There are three key trends in search and selection that I’d like to report on this year, trends which have been noticeably on the increase in the last 12 months:
- The Request for Information (RFI) has taken on significantly more importance as the first ‘stage’ of a pitch process.
- A wider spread of different types of agencies is being considered at the earlier stages of a pitch process.
- There is an increasing use of post-pitch creative research to help clients make the final appointment decision.
Let’s examine each of these in a little more detail.
Pay too little attention to the RFI at your peril
Newsflash! There are too many good agencies and not enough good opportunities to satisfy them. Well, that’s not really news to anyone, is it? Consequently, with a wealth of agency choice for most new business opportunities, the RFI has become an increasingly important way to discriminate between potential agencies during the early stages of the pitch.
Recognising this trend, we have paid particular attention to the type of questions we ask in the RFI’s that we create. We want to provide agencies with a platform on which to shine so that the client can form an impression and make a judgement on something more substantial and insightful than the comparative category experience that agencies are often asked to respond to in an RFI and which most agencies will be able to muster up a half decent evidence list against.
Delivering a response to more interesting, challenging questions, inviting agencies to offer a point of view or express an opinion, has proven positive from both sides. Clients are genuinely interested in the agencies’ initial perspective on their business or marketing challenge and agencies welcome having the chance to do something that may help them stand out from the competition.
Make sure that you give yourself enough time to think about what is being asked for in the RFI and why the client has chosen those particular questions. A hastily put together response, that appears to have had too little attention paid to it, is easy to spot and makes a clients’ decision to exclude an agency an easy one to make.

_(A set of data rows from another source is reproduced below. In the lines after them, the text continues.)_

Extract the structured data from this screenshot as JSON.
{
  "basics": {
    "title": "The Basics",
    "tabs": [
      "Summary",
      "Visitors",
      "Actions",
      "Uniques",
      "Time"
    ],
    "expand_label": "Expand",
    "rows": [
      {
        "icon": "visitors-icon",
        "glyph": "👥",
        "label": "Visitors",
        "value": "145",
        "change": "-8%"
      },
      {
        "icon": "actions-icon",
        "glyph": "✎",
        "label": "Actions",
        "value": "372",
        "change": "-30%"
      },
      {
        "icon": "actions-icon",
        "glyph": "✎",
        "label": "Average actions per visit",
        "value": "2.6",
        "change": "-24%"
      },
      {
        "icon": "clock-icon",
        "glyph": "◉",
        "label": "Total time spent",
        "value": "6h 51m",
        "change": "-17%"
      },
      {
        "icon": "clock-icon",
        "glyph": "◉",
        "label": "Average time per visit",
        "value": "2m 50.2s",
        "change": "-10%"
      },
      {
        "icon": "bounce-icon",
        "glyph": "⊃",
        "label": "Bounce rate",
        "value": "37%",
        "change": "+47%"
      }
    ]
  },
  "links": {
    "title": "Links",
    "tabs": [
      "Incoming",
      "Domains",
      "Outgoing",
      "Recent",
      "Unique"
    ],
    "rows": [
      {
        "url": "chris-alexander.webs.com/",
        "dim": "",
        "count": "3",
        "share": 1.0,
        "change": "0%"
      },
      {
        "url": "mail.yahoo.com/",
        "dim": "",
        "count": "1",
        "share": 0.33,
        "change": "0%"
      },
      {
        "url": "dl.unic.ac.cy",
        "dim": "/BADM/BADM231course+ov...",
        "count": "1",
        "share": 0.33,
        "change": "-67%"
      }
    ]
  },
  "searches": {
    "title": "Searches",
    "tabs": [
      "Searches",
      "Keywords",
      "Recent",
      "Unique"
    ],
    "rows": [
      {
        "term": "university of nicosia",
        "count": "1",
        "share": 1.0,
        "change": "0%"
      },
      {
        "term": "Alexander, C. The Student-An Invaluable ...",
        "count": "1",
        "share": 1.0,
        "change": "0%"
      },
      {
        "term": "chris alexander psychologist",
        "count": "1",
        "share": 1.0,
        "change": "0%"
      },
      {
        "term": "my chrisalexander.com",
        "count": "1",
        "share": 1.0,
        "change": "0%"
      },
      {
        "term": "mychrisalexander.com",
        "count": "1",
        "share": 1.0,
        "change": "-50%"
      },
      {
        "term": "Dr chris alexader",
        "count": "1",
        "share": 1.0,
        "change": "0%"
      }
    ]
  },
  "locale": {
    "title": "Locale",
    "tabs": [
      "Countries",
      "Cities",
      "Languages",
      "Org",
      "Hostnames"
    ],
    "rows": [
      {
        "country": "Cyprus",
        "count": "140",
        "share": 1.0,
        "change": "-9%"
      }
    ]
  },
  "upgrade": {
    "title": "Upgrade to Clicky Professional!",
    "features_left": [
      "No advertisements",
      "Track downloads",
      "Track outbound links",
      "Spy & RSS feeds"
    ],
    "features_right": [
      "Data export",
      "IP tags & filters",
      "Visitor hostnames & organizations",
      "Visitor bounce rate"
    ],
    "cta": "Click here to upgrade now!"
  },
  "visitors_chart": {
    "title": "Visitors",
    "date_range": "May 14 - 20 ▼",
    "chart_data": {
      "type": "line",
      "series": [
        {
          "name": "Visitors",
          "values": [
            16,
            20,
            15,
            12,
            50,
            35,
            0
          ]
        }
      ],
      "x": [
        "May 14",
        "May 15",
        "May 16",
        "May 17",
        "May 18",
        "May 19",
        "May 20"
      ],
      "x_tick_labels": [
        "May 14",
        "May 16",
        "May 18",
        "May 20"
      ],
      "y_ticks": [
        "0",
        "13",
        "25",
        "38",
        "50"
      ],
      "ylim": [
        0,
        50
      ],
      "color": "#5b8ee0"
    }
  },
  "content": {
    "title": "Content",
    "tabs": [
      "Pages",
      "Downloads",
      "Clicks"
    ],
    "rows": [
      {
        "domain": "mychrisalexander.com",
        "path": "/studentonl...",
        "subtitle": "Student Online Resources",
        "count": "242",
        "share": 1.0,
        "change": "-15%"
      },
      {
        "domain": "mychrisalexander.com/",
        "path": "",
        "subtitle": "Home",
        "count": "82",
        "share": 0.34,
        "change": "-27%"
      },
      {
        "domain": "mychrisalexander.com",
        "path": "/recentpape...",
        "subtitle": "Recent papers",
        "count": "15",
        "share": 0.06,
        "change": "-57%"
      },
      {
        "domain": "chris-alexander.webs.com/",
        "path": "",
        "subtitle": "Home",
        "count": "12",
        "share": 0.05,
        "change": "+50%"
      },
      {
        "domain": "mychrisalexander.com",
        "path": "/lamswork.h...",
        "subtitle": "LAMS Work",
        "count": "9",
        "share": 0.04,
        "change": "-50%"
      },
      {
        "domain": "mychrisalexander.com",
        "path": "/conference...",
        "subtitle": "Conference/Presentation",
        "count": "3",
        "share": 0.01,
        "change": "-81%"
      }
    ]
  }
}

A widening competitive set
Agencies on the final pitch list should, as a general rule, have more in common with each other than not. The client that invites an advertising, social media, digital and CRM specialist agency to pitch against one another for the same business in a final pitch could be accused of not knowing what they want.
But as agencies have broadened their skills beyond the silos of single discipline capability, so clients are widening their agency consideration list at the early stages of their agency search process.
This is being driven by agencies more actively marketing their multidisciplinary offerings, leading clients to be curious about their comparative integrated skills. In addition, most briefs these days include the ‘social media question’ or want an agency’s perspective on the balance between owned, earned and paid for media. These are subjects that a wide variety of agencies have credible experience of and valuable insights to share.
What does this mean for competitive pitching agencies?
In some respects, not a lot. Final pitch lists still largely consist of very similar agencies and the winning agency still has to prove itself to be the best and most appropriate for the client’s brief. But, in order to do so, winning agencies have had to raise their game across all areas of their offering. A weak link in one aspect of an agency’s capabilities can be the difference between success and failure. The competitive set of pitching agencies are more than likely to be delivering output across some, if not all, aspects of the clients brief to the highest standards the market has to offer.
So, in evaluating your agency’s competitive offering, it’s not enough to make comparisons just with ‘agencies like us’; you have to measure yourselves against the best the total market has to offer, as it’s possible that you may end up pitching against them at some point in the future.
More research of creative ideas at the pitch
It used to be commonplace that the pitch ‘exam question’ was as much theoretical as it was a genuine attempt to buy work from an agency that would actually run. Timescales were significantly longer in terms of both production schedules and client business cycles. This was not least because of the significantly smaller palette of opportunities available to reach the consumer.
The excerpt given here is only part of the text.